Summer is here, and the return of scorching sunshine, suffocating humidity and high-ozone-warning days to the Atlanta area — not to mention the official start of the hurricane season and the attendant media coverage — has had me thinking a fair amount about global warming in recent days. The subject also has been on the mind of the waste industry.
The National Solid Wastes Management Association (NSWMA), Washington, recently issued a white paper detailing how much the industry has reduced its greenhouse gas emissions over the past 30 years. Greenhouse gases — such as carbon dioxide and methane — trap heat once they are released into the atmosphere. (The report can be found by visiting www.nswma.org and clicking on the “Research Bulletin” link.)

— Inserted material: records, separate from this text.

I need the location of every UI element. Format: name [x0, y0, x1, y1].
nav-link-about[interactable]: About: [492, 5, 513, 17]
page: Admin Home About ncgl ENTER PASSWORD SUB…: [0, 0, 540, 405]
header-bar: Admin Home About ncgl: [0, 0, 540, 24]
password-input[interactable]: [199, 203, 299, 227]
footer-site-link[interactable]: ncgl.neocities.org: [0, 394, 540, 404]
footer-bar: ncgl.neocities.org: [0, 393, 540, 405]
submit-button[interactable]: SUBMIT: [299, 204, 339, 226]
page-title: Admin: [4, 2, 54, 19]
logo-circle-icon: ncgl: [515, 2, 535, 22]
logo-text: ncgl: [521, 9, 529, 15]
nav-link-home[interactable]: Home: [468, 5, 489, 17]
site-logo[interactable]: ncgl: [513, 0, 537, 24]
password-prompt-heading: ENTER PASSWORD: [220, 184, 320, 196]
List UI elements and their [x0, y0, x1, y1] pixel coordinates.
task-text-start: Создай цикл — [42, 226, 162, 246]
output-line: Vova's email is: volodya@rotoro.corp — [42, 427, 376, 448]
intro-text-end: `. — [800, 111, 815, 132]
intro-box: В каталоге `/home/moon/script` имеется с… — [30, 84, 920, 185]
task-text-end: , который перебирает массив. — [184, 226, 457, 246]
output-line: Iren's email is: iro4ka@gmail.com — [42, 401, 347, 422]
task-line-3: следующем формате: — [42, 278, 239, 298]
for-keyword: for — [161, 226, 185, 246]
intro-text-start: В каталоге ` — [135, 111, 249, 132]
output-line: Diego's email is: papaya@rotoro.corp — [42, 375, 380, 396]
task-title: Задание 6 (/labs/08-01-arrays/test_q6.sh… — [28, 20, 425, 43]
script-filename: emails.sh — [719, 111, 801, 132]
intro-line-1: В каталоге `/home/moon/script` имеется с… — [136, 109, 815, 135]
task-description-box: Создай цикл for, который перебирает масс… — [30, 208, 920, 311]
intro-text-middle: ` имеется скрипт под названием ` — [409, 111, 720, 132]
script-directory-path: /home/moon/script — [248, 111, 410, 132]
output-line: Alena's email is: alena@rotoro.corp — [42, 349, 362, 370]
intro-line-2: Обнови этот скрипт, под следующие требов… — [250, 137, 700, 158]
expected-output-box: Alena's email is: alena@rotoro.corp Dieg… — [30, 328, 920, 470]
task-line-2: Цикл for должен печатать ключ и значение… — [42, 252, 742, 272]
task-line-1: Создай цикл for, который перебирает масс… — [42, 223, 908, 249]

In 1970, net greenhouse gas emissions from municipal solid waste (MSW) activities totaled 60.5 million metric tons of carbon dioxide equivalents (MMTCO2E), the white paper says. By 2003, the figure had declined to 7.8 MMTCO2E. The emission reduction has occurred even as the amount of MSW has nearly doubled in the same time frame.
The report attributes the reduction to several factors. First, the industry has increased its collection and control of landfill gas through Subtitle D landfills. Also, recycling and composting have diverted materials that would otherwise have ended up in landfills. Finally, the increased use of waste to produce energy has avoided “emissions from combustion of fossil fuel to produce the equivalent amount of electricity,” the report says.
If the industry had not made the technological and operational improvements that it has in the past three decades, net greenhouse gas emissions from MSW operations would have totaled about 124.5 MMTCO2E in 2003, according to the report.
The report goes on to describe the ways in which the solid waste industry continues to curb its greenhouse gas emissions. Among the initiatives: using bioreactor landfills, the continued exploration of vehicles that run on alternative fuels such as compressed natural gas and liquefied natural gas, and using compost as landfill cover.
Considering the lack of a concentrated federal effort to address climate change, it is incumbent upon the states, local governments and the private sector to tackle the issue head on. As the NSWMA report shows, the solid waste industry has made commendable strides in the past 30 years. But now is not the time to let up. Waste firms and sanitation departments have an important role to play.
Hopefully, when it comes to curbing greenhouse gas emissions, the waste sector is just warming up.